Das Berufungsgericht gab dem Räumungsbegehren nach Wiederholung des Beweisverfahrens statt. Es nahm als erwiesen an, daß Agnes K. nur mit Ing. Karl B. einen Untermietvertrag abgeschlossen und diesem auf sein Ersuchen gestattet habe, die Beklagten in die Wohnung aufzunehmen. Die Zweitbeklagte habe nach dem Wegzuge des Ing. Karl B. der Agnes K. erklärt, daß er wieder zurückkommen werde. Mit dem Schreiben vom 24. Feber 1950 habe er der Agnes K. bekanntgegeben, daß er sich nicht als Untermieter der Wohnung betrachte. Durch die Unterfertigung der Meldezettel habe Agnes K. lediglich ihrer Meldepflicht entsprechen wollen. Die Bestätigung vom 31. März 1949 habe der Vorlage an das Arbeitsgericht gedient. Aus der Annahme der Zinszahlungen könne eine Anerkennung der Beklagten als Untermieter nicht abgeleitet werden, da den Zins die Tochter der Beklagten lediglich mit der Erklärung überbracht habe, den Zins für ihre Mutter zu bringen.
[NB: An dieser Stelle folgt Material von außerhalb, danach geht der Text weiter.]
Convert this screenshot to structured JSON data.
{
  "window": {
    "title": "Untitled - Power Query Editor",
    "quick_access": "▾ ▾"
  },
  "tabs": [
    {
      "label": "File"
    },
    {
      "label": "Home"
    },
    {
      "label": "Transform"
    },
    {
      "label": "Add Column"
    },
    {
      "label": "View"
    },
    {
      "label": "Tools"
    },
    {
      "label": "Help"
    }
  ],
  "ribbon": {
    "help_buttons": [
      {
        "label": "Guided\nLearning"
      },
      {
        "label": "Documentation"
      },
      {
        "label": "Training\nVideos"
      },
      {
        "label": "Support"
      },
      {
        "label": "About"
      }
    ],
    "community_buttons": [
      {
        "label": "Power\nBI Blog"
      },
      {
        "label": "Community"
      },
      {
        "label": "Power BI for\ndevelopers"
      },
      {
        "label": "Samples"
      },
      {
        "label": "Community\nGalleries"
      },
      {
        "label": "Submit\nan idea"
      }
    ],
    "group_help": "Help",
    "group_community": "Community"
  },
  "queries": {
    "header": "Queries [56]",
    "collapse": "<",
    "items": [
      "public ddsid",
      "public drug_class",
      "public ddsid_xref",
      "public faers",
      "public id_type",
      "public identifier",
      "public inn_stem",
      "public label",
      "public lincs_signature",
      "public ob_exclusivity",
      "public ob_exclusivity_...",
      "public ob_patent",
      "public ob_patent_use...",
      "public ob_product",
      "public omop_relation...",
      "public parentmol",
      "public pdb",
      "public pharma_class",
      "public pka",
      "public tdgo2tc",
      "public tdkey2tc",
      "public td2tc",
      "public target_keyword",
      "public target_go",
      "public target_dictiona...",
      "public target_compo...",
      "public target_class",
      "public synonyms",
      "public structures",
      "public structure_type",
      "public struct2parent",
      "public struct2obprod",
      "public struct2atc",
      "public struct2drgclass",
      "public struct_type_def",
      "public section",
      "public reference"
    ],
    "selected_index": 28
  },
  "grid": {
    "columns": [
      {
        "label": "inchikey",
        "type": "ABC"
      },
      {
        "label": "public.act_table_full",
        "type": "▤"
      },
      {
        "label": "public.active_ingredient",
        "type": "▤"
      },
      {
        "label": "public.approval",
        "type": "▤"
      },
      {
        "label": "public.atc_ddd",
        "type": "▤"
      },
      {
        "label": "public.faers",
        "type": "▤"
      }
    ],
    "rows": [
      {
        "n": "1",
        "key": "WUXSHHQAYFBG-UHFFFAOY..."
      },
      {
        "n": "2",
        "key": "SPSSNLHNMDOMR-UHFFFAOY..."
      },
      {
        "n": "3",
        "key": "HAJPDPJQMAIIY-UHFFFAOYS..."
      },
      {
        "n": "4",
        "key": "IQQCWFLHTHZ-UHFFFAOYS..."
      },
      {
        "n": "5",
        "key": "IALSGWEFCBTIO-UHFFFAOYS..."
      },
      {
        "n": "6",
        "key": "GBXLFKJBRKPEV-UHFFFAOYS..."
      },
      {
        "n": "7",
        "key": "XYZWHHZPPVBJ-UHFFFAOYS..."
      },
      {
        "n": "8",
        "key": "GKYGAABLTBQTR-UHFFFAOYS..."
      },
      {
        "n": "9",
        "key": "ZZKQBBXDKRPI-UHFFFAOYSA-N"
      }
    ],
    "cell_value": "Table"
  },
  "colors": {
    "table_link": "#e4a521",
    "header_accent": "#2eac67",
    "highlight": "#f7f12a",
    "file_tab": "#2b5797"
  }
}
Agnes K. habe beim Verkauf der Liegenschaft das Benützungsverhältnis der Beklagten rechtsirrig als Untermietverhältnis bezeichnet. Die Erklärung der Kläger in der Aufkündigung stelle keine Anerkennung des Untermietverhältnisses dar. Die Beklagten könnten sich weder auf einen ausdrücklichen noch einen stillschweigenden Abschluß des Mietvertrages mit Agnes K. berufen.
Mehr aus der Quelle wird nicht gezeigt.